Hormis le Pirovitch un peu trop univoque interprété par Jean-Bernard Hébert, les 10 membres de la distribution sont assez justes. Louis-Olivier Mauffette s’en tire mieux que les autres en dessinant un Kralik dont la tendresse et l’orgueil sont savamment dosés. Ce que les acteurs réussissent moins bien, c’est évoquer les liens quasi familiaux qui unissent une telle équipe de travail. Aucune cohésion ne transpire de ce groupe où chacun semble agir pour son propre compte. On se demande aussi pourquoi cette adaptation transpose l’action dans le cadre d’une librairie puisque aucun des personnages ne fait part d’une passion pour la littérature. Les voir agir envers les livres comme envers n’importe quelle marchandise ne nous les rend pas très attachants.

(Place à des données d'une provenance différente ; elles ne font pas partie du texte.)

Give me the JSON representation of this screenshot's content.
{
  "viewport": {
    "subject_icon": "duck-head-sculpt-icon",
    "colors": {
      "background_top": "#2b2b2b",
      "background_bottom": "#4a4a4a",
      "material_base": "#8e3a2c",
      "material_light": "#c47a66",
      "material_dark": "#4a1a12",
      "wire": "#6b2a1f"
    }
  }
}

Si certaines blagues atteignent leur objectif et qu’on rit même parfois de bon coeur, d’autres scènes plongent tête première dans un humour douteux. Disons que Jean-Louis Roux, à qui un hommage sobre et touchant a été rendu le soir de la première, méritait peut-être mieux que cette boutique pour souligner ses 60 ans de carrière.